DC電源の基礎と“良い電源/悪い電源”の見分け方(OWON入門)
弱電設備・通信機器・制御盤・センサー電源・PC周辺機器など、ほぼすべての電子機器は“DC電源”で動作しています。現場トラブルの多くは「電源が悪い」ことが原因ですが、外観だけでは判断できず、DMMの電圧が正常でも内部は不安定なケースが多くあります。本記事では、OWON測定器を使った“良い電源/悪い電源”の見分け方を、入門者にも分かりやすくまとめます。
■ DC電源の役割
DC電源は機器が正常動作するための“基準”となる電圧を供給します。
常に一定の電圧が供給されることで、内部回路やCPU、センサーが安定して動作します。
・電圧が揺れる
・ノイズが乗る
・負荷変動に弱い
こうした電源は、機器の誤動作・フリーズ・再起動を引き起こす大きな要因になります。
■ 電圧値だけでは電源の良し悪しは判断できない
DMMで12V、24Vなどの定格電圧が正常に見えても、以下が隠れていることが多いです。
・内部リップルが大きい
・高周波ノイズが混入
・負荷が変わると電圧が落ちる
そのため、DMMとオシロの両方を使った評価が重要です。
■ DC電源の品質を決める3要素
良い電源を評価する際は、次の3つが基準になります。
・電圧の安定性(変動が少ないか)
・リップルの大きさ(揺れが少ないか)
・過渡特性(負荷変動に強いか)
これらは波形として確認することができます。
■ “良い電源”の特徴
・電圧が規定値で安定している
・リップルが小さい(ほぼ平坦な直流)
・突入時に大きく落ち込まない
・負荷変動に対して回復が早い
・ノイズが少ない
これらの条件を満たしている電源は、機器を長期間安定して運用できます。
■ “悪い電源”の特徴
現場で多い悪い電源の例を挙げます。
・DCラインに高周波ノイズが乗っている
・周期的な揺れが大きい(リップル大)
・負荷が変わると大幅に電圧が下がる
・電源ON時に強く落ち込む
・内部コンデンサ劣化で波形が荒れている
波形で見ると一目で分かるため、オシロ併用が重要です。
■ ACアダプタが原因のトラブルは非常に多い
ACアダプタは小型化のため、劣化しやすい構造になっています。
弱電設備で多い症状
・Wi-Fi機器の頻繁な再起動
・監視カメラの不安定動作
・制御機器のランダム停止
いずれも「電源を交換すると治る」ことが多いですが、HDSシリーズで波形を確認すると根拠を持って判断できます。

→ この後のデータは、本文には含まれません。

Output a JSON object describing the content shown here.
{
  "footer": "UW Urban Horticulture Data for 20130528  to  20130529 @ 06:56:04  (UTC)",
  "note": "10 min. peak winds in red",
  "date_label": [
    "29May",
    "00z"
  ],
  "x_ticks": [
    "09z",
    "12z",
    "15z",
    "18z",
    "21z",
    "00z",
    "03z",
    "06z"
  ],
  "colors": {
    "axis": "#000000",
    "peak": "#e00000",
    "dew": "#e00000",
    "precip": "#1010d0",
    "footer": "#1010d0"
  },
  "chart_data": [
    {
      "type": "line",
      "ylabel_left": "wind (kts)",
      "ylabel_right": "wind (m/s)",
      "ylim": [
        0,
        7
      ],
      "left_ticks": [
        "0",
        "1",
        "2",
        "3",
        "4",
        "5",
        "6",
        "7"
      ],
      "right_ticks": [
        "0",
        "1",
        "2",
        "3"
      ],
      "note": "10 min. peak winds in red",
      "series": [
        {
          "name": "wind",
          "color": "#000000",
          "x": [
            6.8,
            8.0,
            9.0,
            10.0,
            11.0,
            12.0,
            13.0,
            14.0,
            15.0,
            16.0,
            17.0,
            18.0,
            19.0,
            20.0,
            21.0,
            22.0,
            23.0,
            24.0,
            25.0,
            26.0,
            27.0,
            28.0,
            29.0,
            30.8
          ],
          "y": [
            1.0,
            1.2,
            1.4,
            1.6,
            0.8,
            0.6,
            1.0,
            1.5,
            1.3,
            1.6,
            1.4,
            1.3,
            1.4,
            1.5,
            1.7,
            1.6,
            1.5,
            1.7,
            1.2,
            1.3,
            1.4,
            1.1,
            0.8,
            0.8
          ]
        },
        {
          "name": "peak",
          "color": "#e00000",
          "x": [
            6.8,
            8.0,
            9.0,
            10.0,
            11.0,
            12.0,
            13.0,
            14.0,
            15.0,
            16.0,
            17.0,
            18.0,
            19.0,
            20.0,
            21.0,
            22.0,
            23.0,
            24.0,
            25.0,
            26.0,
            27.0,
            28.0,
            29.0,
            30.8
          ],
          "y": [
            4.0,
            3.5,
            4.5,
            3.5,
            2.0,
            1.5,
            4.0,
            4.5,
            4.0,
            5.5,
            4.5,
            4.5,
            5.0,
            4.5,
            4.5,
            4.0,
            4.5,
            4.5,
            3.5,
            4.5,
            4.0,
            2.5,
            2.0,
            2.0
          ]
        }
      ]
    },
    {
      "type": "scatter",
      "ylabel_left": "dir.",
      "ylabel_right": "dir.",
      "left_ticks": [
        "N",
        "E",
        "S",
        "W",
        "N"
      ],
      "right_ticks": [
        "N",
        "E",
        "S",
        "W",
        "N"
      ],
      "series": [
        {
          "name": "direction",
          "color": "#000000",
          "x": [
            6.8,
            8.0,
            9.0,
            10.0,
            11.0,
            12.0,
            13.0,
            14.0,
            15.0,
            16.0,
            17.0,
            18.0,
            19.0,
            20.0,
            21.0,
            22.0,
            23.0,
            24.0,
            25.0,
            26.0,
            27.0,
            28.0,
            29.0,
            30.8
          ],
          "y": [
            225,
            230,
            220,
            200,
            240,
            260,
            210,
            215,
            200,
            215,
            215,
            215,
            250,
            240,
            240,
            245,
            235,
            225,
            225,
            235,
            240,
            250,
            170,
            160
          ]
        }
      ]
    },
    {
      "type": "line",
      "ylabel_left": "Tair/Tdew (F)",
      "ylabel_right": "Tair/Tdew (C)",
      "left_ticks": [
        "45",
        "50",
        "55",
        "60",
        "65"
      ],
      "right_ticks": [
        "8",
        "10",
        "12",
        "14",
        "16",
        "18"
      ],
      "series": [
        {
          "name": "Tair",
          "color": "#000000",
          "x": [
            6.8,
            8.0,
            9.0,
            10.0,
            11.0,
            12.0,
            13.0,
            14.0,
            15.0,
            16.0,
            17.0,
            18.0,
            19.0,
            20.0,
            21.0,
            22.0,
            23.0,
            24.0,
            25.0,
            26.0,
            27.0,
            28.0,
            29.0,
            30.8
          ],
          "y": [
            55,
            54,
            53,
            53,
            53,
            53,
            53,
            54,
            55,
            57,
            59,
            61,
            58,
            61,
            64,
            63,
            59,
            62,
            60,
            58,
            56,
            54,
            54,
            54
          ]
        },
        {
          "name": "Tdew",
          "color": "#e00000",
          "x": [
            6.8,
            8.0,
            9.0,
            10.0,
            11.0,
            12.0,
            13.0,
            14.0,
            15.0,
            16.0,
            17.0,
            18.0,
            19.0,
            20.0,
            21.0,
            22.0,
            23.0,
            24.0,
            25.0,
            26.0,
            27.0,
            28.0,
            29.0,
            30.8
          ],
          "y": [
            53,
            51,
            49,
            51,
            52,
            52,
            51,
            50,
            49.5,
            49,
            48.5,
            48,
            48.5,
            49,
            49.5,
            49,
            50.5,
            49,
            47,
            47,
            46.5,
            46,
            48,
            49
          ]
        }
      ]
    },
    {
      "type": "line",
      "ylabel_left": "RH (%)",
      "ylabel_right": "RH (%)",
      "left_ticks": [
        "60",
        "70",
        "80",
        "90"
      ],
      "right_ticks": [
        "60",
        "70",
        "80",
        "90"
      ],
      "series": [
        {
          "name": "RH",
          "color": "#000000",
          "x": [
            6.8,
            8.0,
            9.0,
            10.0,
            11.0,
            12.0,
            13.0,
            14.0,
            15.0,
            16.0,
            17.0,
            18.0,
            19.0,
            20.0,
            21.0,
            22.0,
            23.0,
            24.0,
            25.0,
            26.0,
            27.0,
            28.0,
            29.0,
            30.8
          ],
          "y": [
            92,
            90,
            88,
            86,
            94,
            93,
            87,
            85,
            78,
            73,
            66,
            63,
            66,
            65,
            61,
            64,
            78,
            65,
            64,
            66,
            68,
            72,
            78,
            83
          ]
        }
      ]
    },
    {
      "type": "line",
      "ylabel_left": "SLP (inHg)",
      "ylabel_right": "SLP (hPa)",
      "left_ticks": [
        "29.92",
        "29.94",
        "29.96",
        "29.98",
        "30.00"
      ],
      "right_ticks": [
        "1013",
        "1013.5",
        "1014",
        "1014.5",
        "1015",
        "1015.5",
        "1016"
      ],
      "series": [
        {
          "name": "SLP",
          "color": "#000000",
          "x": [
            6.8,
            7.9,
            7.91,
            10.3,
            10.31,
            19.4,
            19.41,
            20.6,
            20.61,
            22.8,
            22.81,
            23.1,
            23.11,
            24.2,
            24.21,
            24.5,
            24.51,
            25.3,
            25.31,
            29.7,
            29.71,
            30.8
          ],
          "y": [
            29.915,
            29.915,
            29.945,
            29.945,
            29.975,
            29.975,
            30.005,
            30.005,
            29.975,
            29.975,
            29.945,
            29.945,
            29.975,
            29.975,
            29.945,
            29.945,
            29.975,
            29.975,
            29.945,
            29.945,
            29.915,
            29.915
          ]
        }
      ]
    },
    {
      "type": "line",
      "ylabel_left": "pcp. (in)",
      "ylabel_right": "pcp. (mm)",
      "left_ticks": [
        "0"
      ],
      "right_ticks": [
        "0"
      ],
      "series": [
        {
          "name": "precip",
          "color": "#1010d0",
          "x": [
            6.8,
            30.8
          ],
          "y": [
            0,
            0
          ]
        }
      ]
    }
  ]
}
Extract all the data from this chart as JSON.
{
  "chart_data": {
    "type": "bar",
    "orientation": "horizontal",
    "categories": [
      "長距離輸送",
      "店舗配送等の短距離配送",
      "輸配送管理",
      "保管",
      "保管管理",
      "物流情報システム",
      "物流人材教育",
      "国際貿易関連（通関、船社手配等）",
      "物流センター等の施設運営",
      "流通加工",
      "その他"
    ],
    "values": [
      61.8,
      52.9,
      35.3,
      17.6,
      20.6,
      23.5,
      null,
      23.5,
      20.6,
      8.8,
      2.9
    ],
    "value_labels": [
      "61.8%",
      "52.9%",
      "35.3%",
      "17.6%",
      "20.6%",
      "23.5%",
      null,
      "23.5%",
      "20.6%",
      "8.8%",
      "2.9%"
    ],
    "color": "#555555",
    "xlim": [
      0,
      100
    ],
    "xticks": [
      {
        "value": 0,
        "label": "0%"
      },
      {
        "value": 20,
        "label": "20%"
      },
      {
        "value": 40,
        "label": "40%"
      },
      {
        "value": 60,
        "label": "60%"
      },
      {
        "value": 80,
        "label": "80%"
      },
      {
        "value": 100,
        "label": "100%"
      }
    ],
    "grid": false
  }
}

■ OWON HDSシリーズで電源品質を確認する手順
一次診断として以下の手順が有効です。
・DCラインを測定し、直流にノイズが乗っていないか確認
・時間軸を短くしてリップルを観測
・突入電流時の電圧落ち込みを見る
・負荷ON/OFF時の応答を見る
HDSならDMMとオシロを切り替えるだけで短時間に判断できます。
■ DMMで電源を確認するときのポイント
・定格電圧より±5%以内か
・負荷接続時と無負荷時の差が大きくないか
・電圧が揺れていないか
ただし、DMMでは“波形の揺れ”は確認できないため、補助的な確認になります。
■ 電源品質が劣化する原因
電源の劣化には次のような理由があります。
・内部電解コンデンサの劣化
・高温環境での長期使用
・負荷の増加
・AC側のノイズによる影響
特に電解コンデンサは消耗部品であり、3〜7年で性能が低下します。
■ 入門者でも分かる“典型的な悪い波形”
・ガタガタした直流
・細かい高周波ノイズが乗る
・電源ON直後に急降下
・周期的な上下振れ
こうした波形は、電源の交換を考えるべき明確なサインです。
■ OWON測定器が現場電源診断に向いている理由
・ハンディ型で狭い盤内でも使いやすい
・DC波形+電圧測定がすぐに切り替え可能
・ノイズを捕捉するトリガ機能
・電源劣化を可視化できる
初心者でも「波形がおかしい=電源が怪しい」と判断しやすい点が強みです。
■ まとめ
DC電源の良し悪しは、単に電圧値を見るだけでは判断できません。
リップル、ノイズ、負荷応答などを波形で確認することで、“良い電源/悪い電源”が明確に見分けられます。
OWONのHDSシリーズやDMMを使えば、現場で簡易に電源診断ができ、トラブルの早期発見に役立ちます。
良い電源は機器の長寿命と安定動作につながり、悪い電源の早期発見は現場の品質向上に直結します。